Wednesday, May 17, 2006

Symbian rings up 100th phone and strong results

A couple of articles on Symbian's results. vnunet.com reports that "Symbian has boasted that a recent contract win brings the number of mobile phones that use its operating system to 100. However, the firm seemed to be at a loss to name which phone reached the magic number."

According to Symbian, the company claims "strong growth in Japan, with 26 of the 100 handsets released being from that market. The company also acknowledged a surge in China now that it had enabled local script on its phones." The U.S. is lagging in terms of Symbian adoption and growth.

Rachel Lashford, at Canalys said, "There is much higher PC and broadband penetration in the US so one argument, which is correct to a certain extent, is that people have not seen the need to have voice and data access on the move. I think that is changing now."

Lashford added, "When you look at the devices that are popular, they're not really the funky cool devices. It's more about mobile messaging. They're still bought by individuals predominantly, but perhaps used more for corporate applications."

Where exactly does she think the RAZR fits in???

silicon.com writes that Symbian "unveiled its first quarter results, showing year-on-year growth of 73 per cent with more than 11 million devices shipped."

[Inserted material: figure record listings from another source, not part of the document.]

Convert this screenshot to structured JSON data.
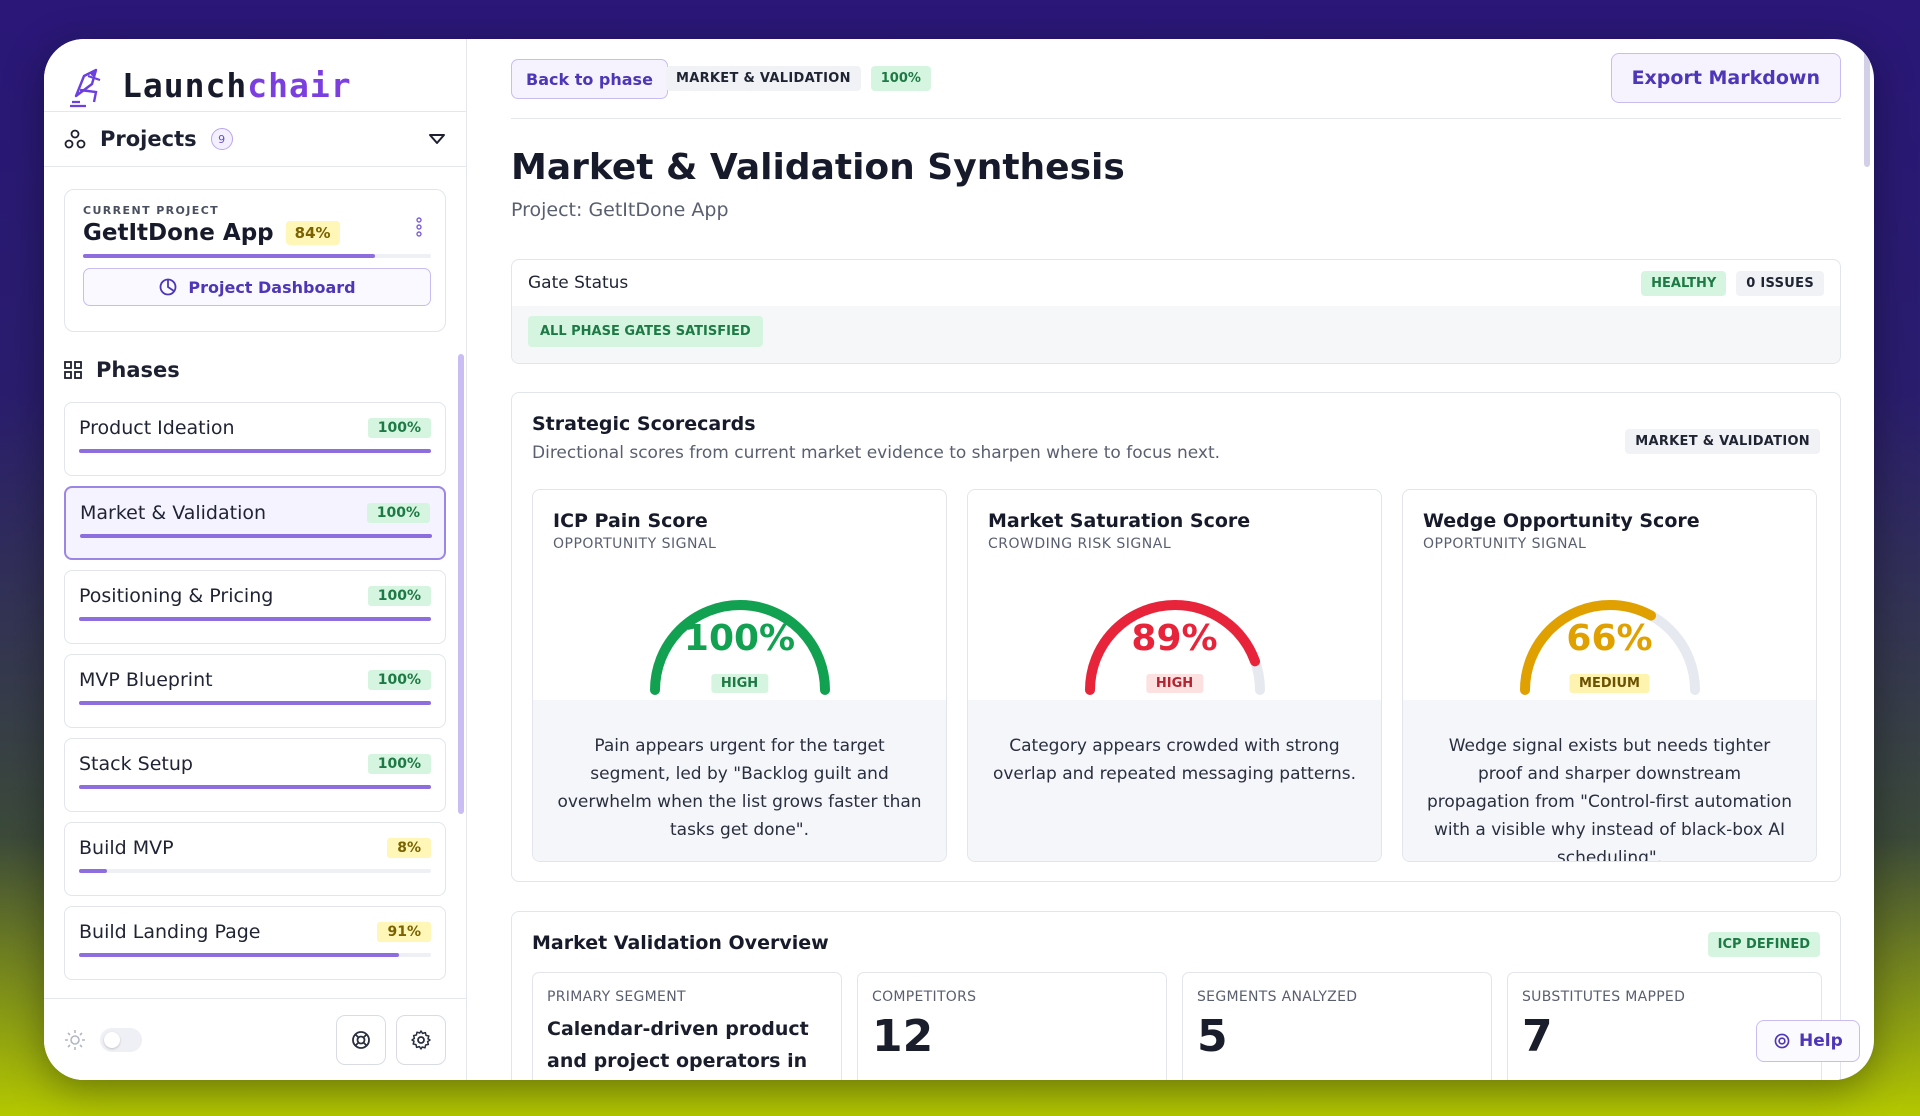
{
  "brand": {
    "part1": "Launch",
    "part2": "chair"
  },
  "projects": {
    "label": "Projects",
    "count": "9"
  },
  "current_project": {
    "label": "CURRENT PROJECT",
    "name": "GetItDone App",
    "progress_label": "84%",
    "progress": 0.84,
    "dashboard_button": "Project Dashboard"
  },
  "phases_label": "Phases",
  "phases": [
    {
      "name": "Product Ideation",
      "pct": "100%",
      "progress": 1.0,
      "color": "green"
    },
    {
      "name": "Market & Validation",
      "pct": "100%",
      "progress": 1.0,
      "color": "green",
      "active": true
    },
    {
      "name": "Positioning & Pricing",
      "pct": "100%",
      "progress": 1.0,
      "color": "green"
    },
    {
      "name": "MVP Blueprint",
      "pct": "100%",
      "progress": 1.0,
      "color": "green"
    },
    {
      "name": "Stack Setup",
      "pct": "100%",
      "progress": 1.0,
      "color": "green"
    },
    {
      "name": "Build MVP",
      "pct": "8%",
      "progress": 0.08,
      "color": "yellow"
    },
    {
      "name": "Build Landing Page",
      "pct": "91%",
      "progress": 0.91,
      "color": "yellow"
    }
  ],
  "topbar": {
    "back": "Back to phase",
    "phase_tag": "MARKET & VALIDATION",
    "pct_tag": "100%",
    "export": "Export Markdown"
  },
  "page": {
    "title": "Market & Validation Synthesis",
    "subtitle": "Project: GetItDone App"
  },
  "gate": {
    "title": "Gate Status",
    "healthy": "HEALTHY",
    "issues": "0 ISSUES",
    "satisfied": "ALL PHASE GATES SATISFIED"
  },
  "scorecards": {
    "title": "Strategic Scorecards",
    "desc": "Directional scores from current market evidence to sharpen where to focus next.",
    "tag": "MARKET & VALIDATION",
    "items": [
      {
        "name": "ICP Pain Score",
        "signal": "OPPORTUNITY SIGNAL",
        "value": "100%",
        "fraction": 1.0,
        "level": "HIGH",
        "color": "#12a150",
        "level_bg": "#d6f5e0",
        "level_fg": "#1e7a45",
        "text": "Pain appears urgent for the target segment, led by \"Backlog guilt and overwhelm when the list grows faster than tasks get done\"."
      },
      {
        "name": "Market Saturation Score",
        "signal": "CROWDING RISK SIGNAL",
        "value": "89%",
        "fraction": 0.89,
        "level": "HIGH",
        "color": "#e8243a",
        "level_bg": "#fde0e0",
        "level_fg": "#b4232f",
        "text": "Category appears crowded with strong overlap and repeated messaging patterns."
      },
      {
        "name": "Wedge Opportunity Score",
        "signal": "OPPORTUNITY SIGNAL",
        "value": "66%",
        "fraction": 0.66,
        "level": "MEDIUM",
        "color": "#e0a100",
        "level_bg": "#fff3b0",
        "level_fg": "#6b5200",
        "text": "Wedge signal exists but needs tighter proof and sharper downstream propagation from \"Control-first automation with a visible why instead of black-box AI scheduling\"."
      }
    ]
  },
  "overview": {
    "title": "Market Validation Overview",
    "tag": "ICP DEFINED",
    "metrics": [
      {
        "label": "PRIMARY SEGMENT",
        "text": "Calendar-driven product and project operators in"
      },
      {
        "label": "COMPETITORS",
        "value": "12"
      },
      {
        "label": "SEGMENTS ANALYZED",
        "value": "5"
      },
      {
        "label": "SUBSTITUTES MAPPED",
        "value": "7"
      }
    ]
  },
  "help": "Help"
}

Dr Richard Windsor at Nomura International predicted "figures for the full year could easily top 49 million, more than 10 million more than in 2004. Windsor said, "The problem is that if you take out Japan and you take out Nokia, then no one else is doing hardly anything. That's always been the problem - Symbian seems proprietary to Nokia."

Windsor added, "The [Chinese] market is exploding. It's interesting that there is a burgeoning middle class where the smart phone is aspirational; it's seen as a business tool in the absence of a mobilised laptop."